Blandine TURKI : Construisons l’éducation de demain

Un nouveau vocabulaire s’impose chez les enseignant.es en cette rentrée : gestes barrières, protocole, cas positif, cas contact, quatorzaine, septaine, norme afnor, purée mon masque ! La rentrée sous covid a été et reste anxiogène pour tous les personnels. L’application des mesures barrières est rendue quasi impossible au vu du nombre d’élèves et d’étudiant.es. par classe, le manque d’équipement essentiel, le manque de moyens tout simplement. Avec la réforme du bac, les groupes-classe n’existent plus, la multitude de groupes éclatés rend le non brassage strictement impossible. Alors que l’épidémie repart, que la fermeture du nombre de classes a été multiplié par 4 en une semaine, le protocole est allégé et les cas contacts ne seront plus isolés. Dans l’enseignement supérieur, les enseignant.es sont livrés à eux même dans des locaux vétustes qui ne respectent pas les mesures sanitaires dans un contexte où le nombre de cas positif explose.

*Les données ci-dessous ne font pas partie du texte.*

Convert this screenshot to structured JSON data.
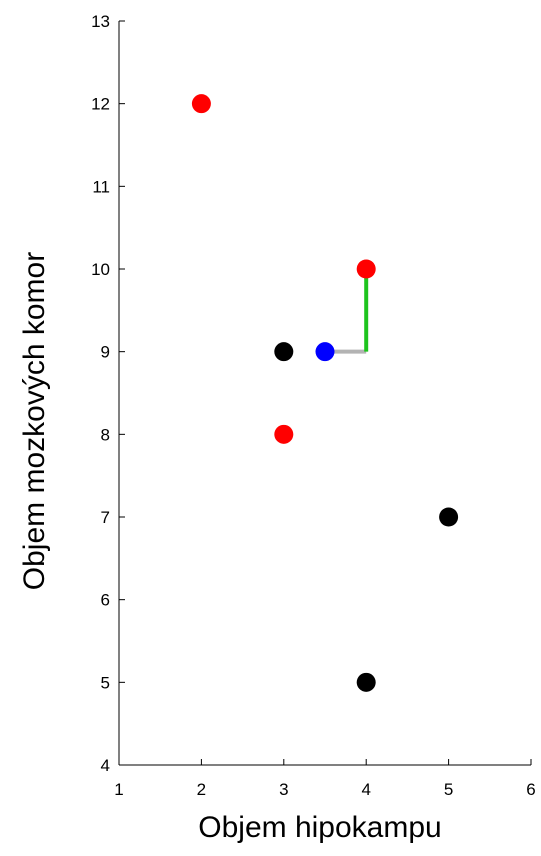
{
  "chart_data": {
    "type": "scatter",
    "title": "",
    "xlabel": "Objem hipokampu",
    "ylabel": "Objem mozkových komor",
    "xlim": [
      1,
      6
    ],
    "ylim": [
      4,
      13
    ],
    "x_ticks": [
      "1",
      "2",
      "3",
      "4",
      "5",
      "6"
    ],
    "y_ticks": [
      "4",
      "5",
      "6",
      "7",
      "8",
      "9",
      "10",
      "11",
      "12",
      "13"
    ],
    "grid": false,
    "legend": "none",
    "series": [
      {
        "color": "#ff0000",
        "points": [
          {
            "x": 2,
            "y": 12
          },
          {
            "x": 4,
            "y": 10
          },
          {
            "x": 3,
            "y": 8
          }
        ]
      },
      {
        "color": "#000000",
        "points": [
          {
            "x": 3,
            "y": 9
          },
          {
            "x": 5,
            "y": 7
          },
          {
            "x": 4,
            "y": 5
          }
        ]
      },
      {
        "color": "#0000ff",
        "points": [
          {
            "x": 3.5,
            "y": 9
          }
        ]
      }
    ],
    "annotations": [
      {
        "type": "segment",
        "color": "#b3b3b3",
        "from": {
          "x": 3.5,
          "y": 9
        },
        "to": {
          "x": 4,
          "y": 9
        }
      },
      {
        "type": "segment",
        "color": "#1ec41e",
        "from": {
          "x": 4,
          "y": 9
        },
        "to": {
          "x": 4,
          "y": 10
        }
      }
    ]
  }
}
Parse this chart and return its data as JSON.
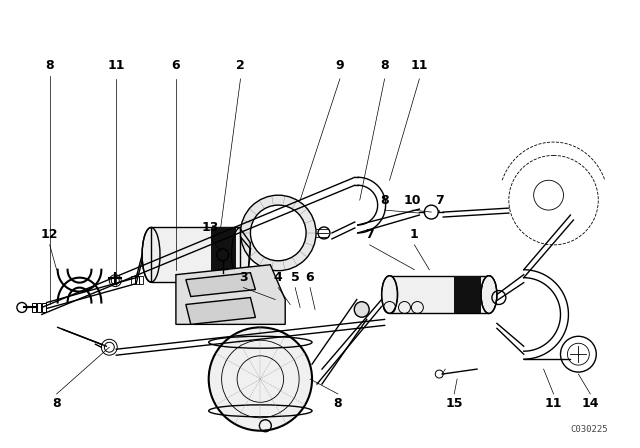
{
  "bg_color": "#ffffff",
  "fig_width": 6.4,
  "fig_height": 4.48,
  "dpi": 100,
  "diagram_code": "C030225",
  "lc": "#000000",
  "lw": 1.0,
  "tlw": 0.6
}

Pourtant les incertitudes scientifiques perdurent sur le rôle des établissements scolaires et des enfants dans la transmission du virus. Incertitudes toujours sur les masques tissus délivrés aux enseignant.es du 1er degré qui ne les protégeraient pas suffisamment selon l’ARS puisque les élèves en sont exemptés. Incertitude sur la période d’isolement pour les cas positifs.
Mais des certitudes nous en avons : sur l’absence d’anticipation du ministère de l’éducation pour cette rentrée hors norme mais qui n’a pas oublié de nous sommer d’évaluer nos élèves comme si cette rentrée n’était pas déjà assez anxiogène ; sur la corrélation entre l’allègement du protocole et le manque de remplaçant.es quand certains départements réquisitionnent des personnels RASED ou d’autres dédiés à la pondération en REP+ pour remplacer les collègues malades, leviers qui permettent de lutter contre les inégalités scolaires ; sur l’augmentation des effectifs dans le supérieur, non accompagnée de moyens, montrant la volonté du gouvernement de poursuivre la dégradation du Service Public et de favoriser la sélection et le développement du privé. Certitude toujours sur la volonté d’utiliser le numérique comme enseignement hybride, numérique qui doit rester un outil complémentaire et non substitutif, et qui nécessite un investissement pour les établissements, les collègues et les familles. Certitude enfin sur la volonté de Blanquer d’avancer malgré la crise (ex du bac au contrôle continu imposé un an en avance) d’avancer donc dans sa politique éducative, marquée par le resserrement des apprentissages dits fondamentaux, la territorialisation du service public d’éducation, la mise sous tutelle de l’agir enseignant. Politique qui démantèle l’enseignement adapté, qui individualise les parcours et les apprentissages à tous les niveaux éducatifs.
Principaux opposant.es à cette politique, il nous revient de construire la résistance. La colère est profonde chez nos collègues, il est temps de proposer une mobilisation et des actions de grandes ampleurs pour l’éducation :
• Avec des revendications en termes de moyens et une bataille budgétaire à mener pour que l’éducation sous covid ne constituent pas une accélération de la relégation des classes populaires et la mise sous tutelle de l’agir enseignant.
• Avec un réagencement de nos outils syndicaux afin de permettre à la profession de porter sur le terrain la bataille pédagogique.
• Avec une dénonciation claire de l’incapacité d’une hiérarchie à traiter la crise, et la responsabilité de Blanquer et de Vidal qui avancent dans leur politique comme si de rien n’était, comme s’ils/elles n’avaient pas déjà fait la preuve de leur inefficacité à lutter contre les inégalités scolaires.
• Avec l’appui des fédérations de parents d’élèves, des organisations de lycéen.nes et étudiant.es et des autres syndicats du premier degré à l’université, il nous faut passer à l’offensive.
Si l’institution scolaire et l’université ont tenu durant cette crise c’est seulement du fait de ses personnels, et de personne d’autre ! De l’école à l’université, une autre éducation démocratique est possible et c’est à nous qu’il revient d’organiser et de mener la lutte.